Every other day now, the press carries some news of more and more examples of road rage in urban India. For a very long time, road rage was something Indians heard about, as happening in America or Europe, and discussed at length. There were discussions about the possible causes, the pressures and stress of their “lifestyle” versus the Indian family strength, and so on. And now, road rage is here in a big way and looks all set to stay!

Recent months and weeks have seen escalating incidents and examples of this international phenomenon, right here at home. From cases of people yelling and honking like maniacs, to young men dragging older people out of their cars and beating them, finally to recent cases in Delhi of people being shot for overtaking the wrong car, things have been getting progressively uglier. And there seems to be no hope, at all, of anything getting better in a hurry. On the contrary, things seem all set to get much, much worse.

What is causing this, many people seem to wonder. If you really think about it though, there are no surprises here. This is expected and easily explainable. There are many layers to this issue, some of which are easy to understand, and some a little more complex, especially for Indians. For example, the concept of personal space is difficult to grasp in a country like this. Since, traditionally, Indians are used to large families in small spaces, and since the per square mile population density is so high, most people just don’t understand that everyone needs a certain amount of personal physical space to be really comfortable and happy.

One of the primary theories explaining road rage, the world over, draws from this basic human need. When you drive, your personal space expands to include the vehicle, car, bus, scooter, cycle, whatever, and any invasion into this, like another driver cutting in front of you, is as horrible for the psyche as someone crowding you physically or trying to hit you. As a result, what should just be a “shrug it off” minor traffic infraction turns into a “how dare the so-and-so” kind of personal insult. People have a visceral reaction to such incidents. This reaction is only worsened by the consciousness that it could have become a life-threatening situation if one of the parties had lost control or concentration for a moment.

But the invasion and danger angle is just one of the forces that drive road rage. The increasing levels of stress are another major contributing agent behind the phenomenon. People have become angrier and less patient in all fields and facets of their life. Life itself is becoming more of an irritant on a daily basis. Most people don’t have healthy outlets for all the frustration and anger that they accumulate all day, every day, and they carry it around like a burden, emotional as well as physical. A small incident on the road can often cause all this anger, frustration, and irritation to spill over in the form of vocal or physical violence.

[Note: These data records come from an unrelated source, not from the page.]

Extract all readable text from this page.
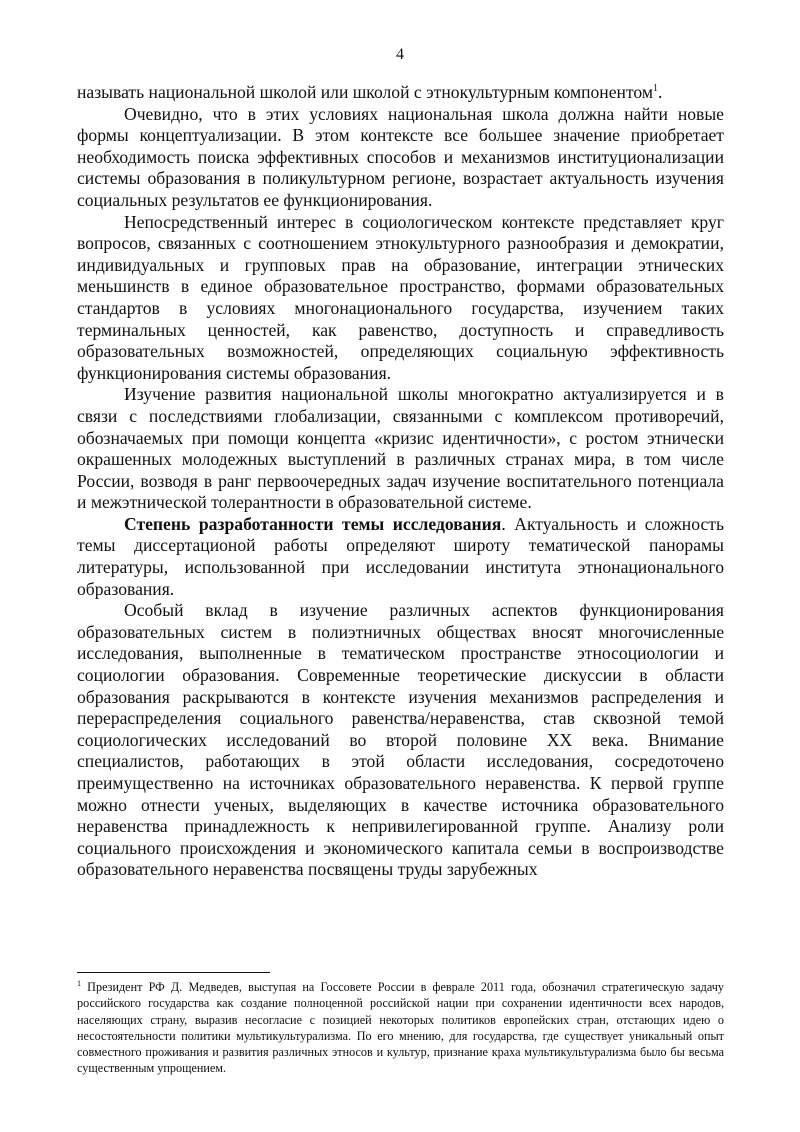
4

называть национальной школой или школой с этнокультурным компонентом$^1$.

Очевидно, что в этих условиях национальная школа должна найти новые формы концептуализации. В этом контексте все большее значение приобретает необходимость поиска эффективных способов и механизмов институционализации системы образования в поликультурном регионе, возрастает актуальность изучения социальных результатов ее функционирования.

Непосредственный интерес в социологическом контексте представляет круг вопросов, связанных с соотношением этнокультурного разнообразия и демократии, индивидуальных и групповых прав на образование, интеграции этнических меньшинств в единое образовательное пространство, формами образовательных стандартов в условиях многонационального государства, изучением таких терминальных ценностей, как равенство, доступность и справедливость образовательных возможностей, определяющих социальную эффективность функционирования системы образования.

Изучение развития национальной школы многократно актуализируется и в связи с последствиями глобализации, связанными с комплексом противоречий, обозначаемых при помощи концепта «кризис идентичности», с ростом этнически окрашенных молодежных выступлений в различных странах мира, в том числе России, возводя в ранг первоочередных задач изучение воспитательного потенциала и межэтнической толерантности в образовательной системе.

Степень разработанности темы исследования. Актуальность и сложность темы диссертационой работы определяют широту тематической панорамы литературы, использованной при исследовании института этнонационального образования.

Особый вклад в изучение различных аспектов функционирования образовательных систем в полиэтничных обществах вносят многочисленные исследования, выполненные в тематическом пространстве этносоциологии и социологии образования. Современные теоретические дискуссии в области образования раскрываются в контексте изучения механизмов распределения и перераспределения социального равенства/неравенства, став сквозной темой социологических исследований во второй половине XX века. Внимание специалистов, работающих в этой области исследования, сосредоточено преимущественно на источниках образовательного неравенства. К первой группе можно отнести ученых, выделяющих в качестве источника образовательного неравенства принадлежность к непривилегированной группе. Анализу роли социального происхождения и экономического капитала семьи в воспроизводстве образовательного неравенства посвящены труды зарубежных

$^1$ Президент РФ Д. Медведев, выступая на Госсовете России в феврале 2011 года, обозначил стратегическую задачу российского государства как создание полноценной российской нации при сохранении идентичности всех народов, населяющих страну, выразив несогласие с позицией некоторых политиков европейских стран, отстающих идею о несостоятельности политики мультикультурализма. По его мнению, для государства, где существует уникальный опыт совместного проживания и развития различных этносов и культур, признание краха мультикультурализма было бы весьма существенным упрощением.
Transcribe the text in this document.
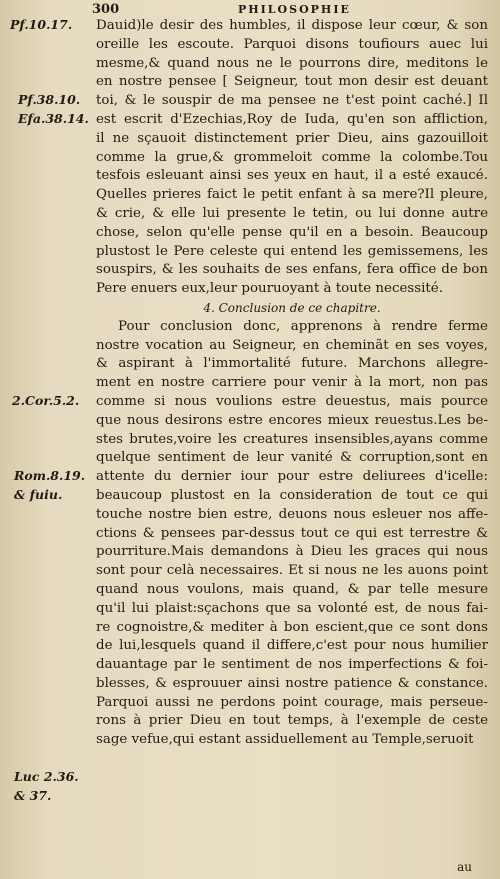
300	PHILOSOPHIE
Pf.10.17.
Pf.38.10.
Efa.38.14.
2.Cor.5.2.
Rom.8.19.
& fuiu.
Luc 2.36.
& 37.
Dauid)le desir des humbles, il dispose leur cœur, & son
oreille les escoute. Parquoi disons toufiours auec lui
mesme,& quand nous ne le pourrons dire, meditons le
en nostre pensee [ Seigneur, tout mon desir est deuant
toi, & le souspir de ma pensee ne t'est point caché.] Il
est escrit d'Ezechias,Roy de Iuda, qu'en son affliction,
il ne sçauoit distinctement prier Dieu, ains gazouilloit
comme la grue,& grommeloit comme la colombe.Tou
tesfois esleuant ainsi ses yeux en haut, il a esté exaucé.
Quelles prieres faict le petit enfant à sa mere?Il pleure,
& crie, & elle lui presente le tetin, ou lui donne autre
chose, selon qu'elle pense qu'il en a besoin. Beaucoup
plustost le Pere celeste qui entend les gemissemens, les
souspirs, & les souhaits de ses enfans, fera office de bon
Pere enuers eux,leur pouruoyant à toute necessité.
4. Conclusion de ce chapitre.
Pour conclusion donc, apprenons à rendre ferme
nostre vocation au Seigneur, en cheminãt en ses voyes,
& aspirant à l'immortalité future. Marchons allegre-
ment en nostre carriere pour venir à la mort, non pas
comme si nous voulions estre deuestus, mais pource
que nous desirons estre encores mieux reuestus.Les be-
stes brutes,voire les creatures insensibles,ayans comme
quelque sentiment de leur vanité & corruption,sont en
attente du dernier iour pour estre deliurees d'icelle:
beaucoup plustost en la consideration de tout ce qui
touche nostre bien estre, deuons nous esleuer nos affe-
ctions & pensees par-dessus tout ce qui est terrestre &
pourriture.Mais demandons à Dieu les graces qui nous
sont pour celà necessaires. Et si nous ne les auons point
quand nous voulons, mais quand, & par telle mesure
qu'il lui plaist:sçachons que sa volonté est, de nous fai-
re cognoistre,& mediter à bon escient,que ce sont dons
de lui,lesquels quand il differe,c'est pour nous humilier
dauantage par le sentiment de nos imperfections & foi-
blesses, & esprouuer ainsi nostre patience & constance.
Parquoi aussi ne perdons point courage, mais perseue-
rons à prier Dieu en tout temps, à l'exemple de ceste
sage vefue,qui estant assiduellement au Temple,seruoit
au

There are other issues too. Families and friend circles have become smaller, less supportive, and more superficial in their interactions. Not only does this take away the vital emotional support that enables people to deal with frustrations, but it also takes away the regular interactions that teach people how to deal with each other socially. Youngsters these days are not being taught to respect elders, be patient, deal with things, or let small irritants slide. On the contrary, instant gratification is the mantra of the hour. Kids are spoilt, get everything they want, when they want it, learning no patience or understanding. They grow up aggressive and impatient. Add to this all the new kinds of stressors and all the angst that they have to deal with, daily, and you have the perfect recipe for disaster.

And there seems to be no solution in sight until there is a sea change in the way people handle frustrations and anger. However, anger management classes, laughter clubs, yoga centers, and lifestyle management gurus are all making an effort. Even small dents are a beginning, and small steps a good way to begin a long and difficult journey.